Una questione di istinto e crescita
Nei cuccioli, questa abitudine nasce spesso da un desiderio di esplorazione. Durante la fase delicata della socializzazione dei cuccioli, i piccoli usano la bocca per conoscere tutto ciò che li circonda. A volte si tratta di un comportamento imitativo: hanno visto la madre pulire la tana per proteggerli dai predatori e cercano di fare lo stesso. In altri casi, è un modo maldestro per attirare l’attenzione del proprietario. Se ci accorgiamo che il piccolo lo fa per noia, è utile arricchire la sua giornata con attività stimolanti, magari iniziando a praticare i primi esercizi di addestramento cuccioli per canalizzare la sua energia verso qualcosa di costruttivo.

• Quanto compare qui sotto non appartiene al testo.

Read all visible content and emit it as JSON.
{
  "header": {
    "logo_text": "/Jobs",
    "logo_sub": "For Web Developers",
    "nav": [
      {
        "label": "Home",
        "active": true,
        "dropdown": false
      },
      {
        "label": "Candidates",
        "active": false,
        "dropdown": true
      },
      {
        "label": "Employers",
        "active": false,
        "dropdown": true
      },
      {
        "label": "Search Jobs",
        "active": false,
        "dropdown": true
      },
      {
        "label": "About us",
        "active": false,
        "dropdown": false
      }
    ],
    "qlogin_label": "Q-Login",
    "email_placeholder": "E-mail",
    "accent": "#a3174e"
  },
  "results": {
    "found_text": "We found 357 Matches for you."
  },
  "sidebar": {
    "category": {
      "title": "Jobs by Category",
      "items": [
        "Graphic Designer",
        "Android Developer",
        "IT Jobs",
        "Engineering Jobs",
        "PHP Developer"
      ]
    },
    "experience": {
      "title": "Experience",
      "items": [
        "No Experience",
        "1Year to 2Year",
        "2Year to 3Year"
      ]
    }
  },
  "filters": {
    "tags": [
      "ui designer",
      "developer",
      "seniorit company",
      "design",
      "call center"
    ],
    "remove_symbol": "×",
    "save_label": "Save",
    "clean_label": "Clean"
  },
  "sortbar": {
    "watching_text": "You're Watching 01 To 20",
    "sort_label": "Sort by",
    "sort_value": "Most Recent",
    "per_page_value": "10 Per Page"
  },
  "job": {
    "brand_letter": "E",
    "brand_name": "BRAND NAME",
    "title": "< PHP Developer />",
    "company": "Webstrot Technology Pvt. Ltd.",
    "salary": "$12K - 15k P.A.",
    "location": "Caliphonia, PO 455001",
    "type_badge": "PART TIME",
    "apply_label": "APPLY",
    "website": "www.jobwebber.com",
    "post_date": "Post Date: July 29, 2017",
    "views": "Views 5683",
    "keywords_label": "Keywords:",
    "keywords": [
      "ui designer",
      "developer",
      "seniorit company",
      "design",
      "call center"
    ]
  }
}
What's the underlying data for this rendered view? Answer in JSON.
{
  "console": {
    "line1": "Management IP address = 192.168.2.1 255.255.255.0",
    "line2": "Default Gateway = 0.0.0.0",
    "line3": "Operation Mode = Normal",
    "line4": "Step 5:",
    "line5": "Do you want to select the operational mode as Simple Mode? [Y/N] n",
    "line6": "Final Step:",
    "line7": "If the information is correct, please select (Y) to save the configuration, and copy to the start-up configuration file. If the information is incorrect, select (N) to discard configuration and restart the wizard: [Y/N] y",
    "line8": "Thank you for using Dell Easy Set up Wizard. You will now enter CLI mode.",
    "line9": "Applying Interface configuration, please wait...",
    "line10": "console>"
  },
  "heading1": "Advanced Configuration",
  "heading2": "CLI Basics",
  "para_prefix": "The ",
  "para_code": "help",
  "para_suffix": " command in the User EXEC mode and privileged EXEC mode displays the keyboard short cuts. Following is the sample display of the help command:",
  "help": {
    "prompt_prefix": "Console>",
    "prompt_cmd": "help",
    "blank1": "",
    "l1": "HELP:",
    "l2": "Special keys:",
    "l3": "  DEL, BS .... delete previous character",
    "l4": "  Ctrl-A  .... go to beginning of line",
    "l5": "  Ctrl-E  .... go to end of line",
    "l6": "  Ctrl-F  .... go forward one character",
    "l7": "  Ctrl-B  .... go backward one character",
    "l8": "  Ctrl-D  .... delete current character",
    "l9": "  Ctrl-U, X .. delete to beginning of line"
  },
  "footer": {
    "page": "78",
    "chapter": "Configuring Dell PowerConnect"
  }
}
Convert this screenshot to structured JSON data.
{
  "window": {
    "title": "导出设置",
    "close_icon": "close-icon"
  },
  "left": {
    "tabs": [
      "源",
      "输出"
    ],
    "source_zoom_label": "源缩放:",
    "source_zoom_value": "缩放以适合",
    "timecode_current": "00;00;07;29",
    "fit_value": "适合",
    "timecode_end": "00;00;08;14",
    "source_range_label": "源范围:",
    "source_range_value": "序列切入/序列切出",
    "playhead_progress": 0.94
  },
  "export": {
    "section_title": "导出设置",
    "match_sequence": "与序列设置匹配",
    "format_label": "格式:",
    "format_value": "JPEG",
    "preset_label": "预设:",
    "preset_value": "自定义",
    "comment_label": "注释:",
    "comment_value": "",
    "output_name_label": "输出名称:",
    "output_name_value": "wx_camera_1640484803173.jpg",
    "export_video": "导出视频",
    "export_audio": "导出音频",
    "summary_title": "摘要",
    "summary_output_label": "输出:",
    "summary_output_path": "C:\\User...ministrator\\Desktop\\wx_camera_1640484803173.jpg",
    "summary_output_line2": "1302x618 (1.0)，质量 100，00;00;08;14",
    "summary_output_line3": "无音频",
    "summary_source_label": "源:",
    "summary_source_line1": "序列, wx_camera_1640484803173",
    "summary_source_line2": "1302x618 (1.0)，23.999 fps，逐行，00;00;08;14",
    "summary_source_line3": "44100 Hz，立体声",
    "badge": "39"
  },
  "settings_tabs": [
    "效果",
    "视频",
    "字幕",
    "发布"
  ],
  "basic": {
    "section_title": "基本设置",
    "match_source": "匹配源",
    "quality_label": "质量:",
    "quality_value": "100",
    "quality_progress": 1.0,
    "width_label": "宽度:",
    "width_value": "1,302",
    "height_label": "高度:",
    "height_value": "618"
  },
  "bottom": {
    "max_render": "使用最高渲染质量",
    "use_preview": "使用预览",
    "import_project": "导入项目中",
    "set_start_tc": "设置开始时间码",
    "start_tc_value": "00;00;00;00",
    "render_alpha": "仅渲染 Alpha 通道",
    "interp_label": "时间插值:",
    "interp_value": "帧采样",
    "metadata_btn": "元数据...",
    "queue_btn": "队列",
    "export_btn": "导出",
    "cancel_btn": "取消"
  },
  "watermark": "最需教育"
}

Salute, alimentazione e segnali di disagio
Quando il comportamento persiste in un cane adulto, è bene osservare con attenzione la sua routine quotidiana. A volte il cane cerca di compensare involontariamente delle carenze enzimatiche o nutrizionali. Una dieta equilibrata è il pilastro del benessere, quindi assicurarsi che la sua alimentazione sia completa e di alta qualità è fondamentale. Non dimentichiamo che lo stress gioca un ruolo importante: proprio come il cane che scava sul pavimento per scaricare la tensione, anche la coprofagia può essere un segnale di ansia o di un ambiente poco stimolante che spinge l’animale a cercare “intrattenimento” in modi inappropriati.
Come intervenire senza perdere la pazienza
La chiave per risolvere questo problema risiede nella prevenzione e nell’educazione positiva. Il primo passo è mantenere l’ambiente sempre pulito, rimuovendo immediatamente le deiezioni per togliere la tentazione. Durante le passeggiate, è molto utile avere una guida ferma ma dolce: insegnare e rinforzare il comando NO permette di intervenire tempestivamente prima che il cane si avvicini a qualcosa di sgradevole. Premiare il cane con una carezza o un premio quando sceglie di ignorare le feci e di guardare verso di noi trasforma l’errore in un’occasione di apprendimento. Con il tempo e la coerenza, il desiderio di “assaggiare” sparirà, lasciando il posto a una ritrovata armonia durante le vostre uscite.
Ti è mai capitato di dover affrontare questa sfida con il tuo cane, o hai trovato dei trucchetti particolari per distogliere la sua attenzione durante le passeggiate?